Uma orientação distribuída por quatro centros de saúde de Lisboa a determinar a frequência da avaliação periódica da saúde está a gerar polémica junto de especialistas que atribuem a iniciativa a uma tentativa de poupar na prevenção.

O documento foi distribuído pelo Agrupamento de Centros de Saúde (ACES) de Lisboa Norte, que inclui o de Alvalade, Benfica, Lumiar e Sete Rios, e refere-se à “avaliação periódica de saúde, vulgarmente chamada check-up”.

Os exames necessários “não são requisitados de uma forma indiscriminada, mas sim baseados em fundamentos científicos e adequados à idade, género e risco individual”, lê-se no documento, a que a Agência Lusa teve acesso.

Este plano preconiza, para adultos “sem fatores de risco individuais ou familiares”, que, no âmbito da prevenção do cancro da mama, a avaliação tenha um intervalo de dois anos, em mulheres dos 50 aos 69 anos, tendo por base o Plano Oncológico Nacional.

Para Vítor Veloso, da Liga Portuguesa Contra o Cancro, estes dois anos são tempo a mais e “poderá lançar a confusão”, uma vez que o recomendado é “uma mamografia anual, com ecografia em caso de necessidade”, a partir dos 45 anos.

“Compreendo que é preciso poupar, mas não aceito isto. A prevenção é fundamental e, quanto mais cedo os casos forem detetados, menos gasta o Ministério da Saúde com casos graves de mais difícil solução”, disse.

Ainda nesta área, Vítor Veloso duvida das recomendações para a prevenção do cancro do intestino-colon: análise das fezes anual ou colonoscopia total cada dez anos, dos 50 aos 74 anos.

E defende que, a partir dos 50 anos, seja recomendada a pesquisa de sangue nas fezes e uma colonoscopia sempre que este for detetado.

Para o cancro da próstata, o documento esclarece que “não existe consenso internacional quanto à validade de rastreio para quaisquer dos exames – rectal, ecografia ou Antigénio Específico da Próstata (PSA), mas Vítor Veloso considera que, a partir dos 45/50 anos, seja realizado um PSA.

Sublinhou que “um cidadão tem direito à realização de um exame anual”, apesar de ressalvar que é “contra o desperdício”.

“O médico deve ser soberano e, perante o utente que se senta à sua frente, decidir quais os exames e com que frequência os deve prescrever”, defendeu.

Também ao nível da prevenção das doenças cardiovasculares, as recomendações merecem críticas do presidente da Fundação Portuguesa de Cardiologia.

Este ACES defende a avaliação da pressão arterial em cada dois anos, após os 18 anos, do colesterol a cada cinco anos, após os 35 anos, da diabetes a cada três anos, após os 45 anos, e da doença renal de cinco em cinco, com medição da tensão arterial e análise da urina, após os 50 anos.

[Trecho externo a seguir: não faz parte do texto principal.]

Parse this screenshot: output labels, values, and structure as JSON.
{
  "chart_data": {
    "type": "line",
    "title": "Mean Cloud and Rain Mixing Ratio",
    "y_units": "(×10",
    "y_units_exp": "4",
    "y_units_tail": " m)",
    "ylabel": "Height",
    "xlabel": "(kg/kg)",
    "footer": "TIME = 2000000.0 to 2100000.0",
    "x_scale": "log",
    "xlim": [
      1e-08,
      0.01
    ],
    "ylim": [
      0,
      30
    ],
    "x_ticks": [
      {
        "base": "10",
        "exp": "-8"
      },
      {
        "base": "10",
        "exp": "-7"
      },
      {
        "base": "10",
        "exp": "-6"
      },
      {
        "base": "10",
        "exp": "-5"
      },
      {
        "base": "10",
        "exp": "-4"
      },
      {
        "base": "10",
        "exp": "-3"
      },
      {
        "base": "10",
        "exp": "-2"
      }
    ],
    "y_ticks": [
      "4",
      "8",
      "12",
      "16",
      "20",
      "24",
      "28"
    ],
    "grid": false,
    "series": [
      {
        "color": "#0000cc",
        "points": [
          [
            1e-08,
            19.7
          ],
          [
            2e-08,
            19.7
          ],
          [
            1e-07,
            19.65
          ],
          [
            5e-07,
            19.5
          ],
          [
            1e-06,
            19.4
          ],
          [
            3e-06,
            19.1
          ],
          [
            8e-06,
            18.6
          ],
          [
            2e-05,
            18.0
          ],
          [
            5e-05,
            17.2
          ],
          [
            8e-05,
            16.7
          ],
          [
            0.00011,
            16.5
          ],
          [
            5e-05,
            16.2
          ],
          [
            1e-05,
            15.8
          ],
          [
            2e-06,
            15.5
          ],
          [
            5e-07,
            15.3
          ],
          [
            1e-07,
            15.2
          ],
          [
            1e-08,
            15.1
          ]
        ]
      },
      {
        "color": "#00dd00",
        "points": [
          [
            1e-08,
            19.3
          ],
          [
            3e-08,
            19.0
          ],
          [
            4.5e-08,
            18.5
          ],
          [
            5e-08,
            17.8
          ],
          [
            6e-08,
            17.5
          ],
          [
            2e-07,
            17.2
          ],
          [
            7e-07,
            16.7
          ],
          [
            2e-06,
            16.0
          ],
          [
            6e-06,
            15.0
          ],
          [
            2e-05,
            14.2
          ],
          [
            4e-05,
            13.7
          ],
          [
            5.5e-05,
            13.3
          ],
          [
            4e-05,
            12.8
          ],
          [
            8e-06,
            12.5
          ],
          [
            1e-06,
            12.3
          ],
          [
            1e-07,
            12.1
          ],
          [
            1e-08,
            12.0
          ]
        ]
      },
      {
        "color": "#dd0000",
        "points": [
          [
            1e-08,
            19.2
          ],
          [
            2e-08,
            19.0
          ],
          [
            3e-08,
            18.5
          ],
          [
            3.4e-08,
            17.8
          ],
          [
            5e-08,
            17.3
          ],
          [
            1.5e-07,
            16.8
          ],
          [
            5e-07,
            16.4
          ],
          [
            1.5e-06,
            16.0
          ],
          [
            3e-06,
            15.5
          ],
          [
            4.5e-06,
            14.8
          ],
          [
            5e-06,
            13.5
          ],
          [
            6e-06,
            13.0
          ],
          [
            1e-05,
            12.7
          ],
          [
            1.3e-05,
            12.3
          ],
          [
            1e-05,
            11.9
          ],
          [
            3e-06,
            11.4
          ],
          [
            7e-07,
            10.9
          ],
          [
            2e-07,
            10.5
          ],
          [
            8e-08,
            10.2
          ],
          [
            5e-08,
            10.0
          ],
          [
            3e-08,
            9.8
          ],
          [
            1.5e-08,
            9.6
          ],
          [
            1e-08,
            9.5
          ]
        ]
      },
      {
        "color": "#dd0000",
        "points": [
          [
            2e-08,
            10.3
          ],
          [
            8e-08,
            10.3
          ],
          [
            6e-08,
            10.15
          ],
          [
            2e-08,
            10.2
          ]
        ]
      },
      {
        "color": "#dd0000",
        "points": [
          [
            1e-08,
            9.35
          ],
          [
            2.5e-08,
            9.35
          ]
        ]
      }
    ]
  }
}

“Esta é uma perspetiva muito economicista”, acusa Manuel Carrageta, para quem a medição da tensão arterial deve ser feita sempre que o utente vai a uma consulta.

Manuel Carrageta disse que os intervalos de tempo defendidos nesta orientação só podem ter sido estabelecidos “numa perspetiva dos médicos de saúde pública, que são os que não veem os doentes”.

Defende ainda a realização de análises de controlo do colesterol e da diabetes, pelo menos, uma vez por ano.

Luís Gardete Correia, da Associação Protetora dos Diabéticos de Portugal, questiona os três anos de intervalo entre cada exame à diabetes e, quando confrontado com o facto da orientação ter por base a Associação Americana da Diabetes, disse que há diferenças entre os dois países que devem ser levadas em conta.

“Podemos ser mais abertos e até equacionar os dois anos de intervalo, mas considero que três anos é muito tempo num país com uma prevalência tão elevada de diabetes”, disse.

À Lusa, a diretora do ACES Lisboa Norte esclareceu que o documento é “orientador e informativo”, mas ressalvou que “os enfermeiros e os médicos têm autonomia técnica”.

Trata-se, segundo Manuela Peleteiro, de “um documento indicativo, emanado do conselho diretivo deste ACES, no âmbito das suas funções”.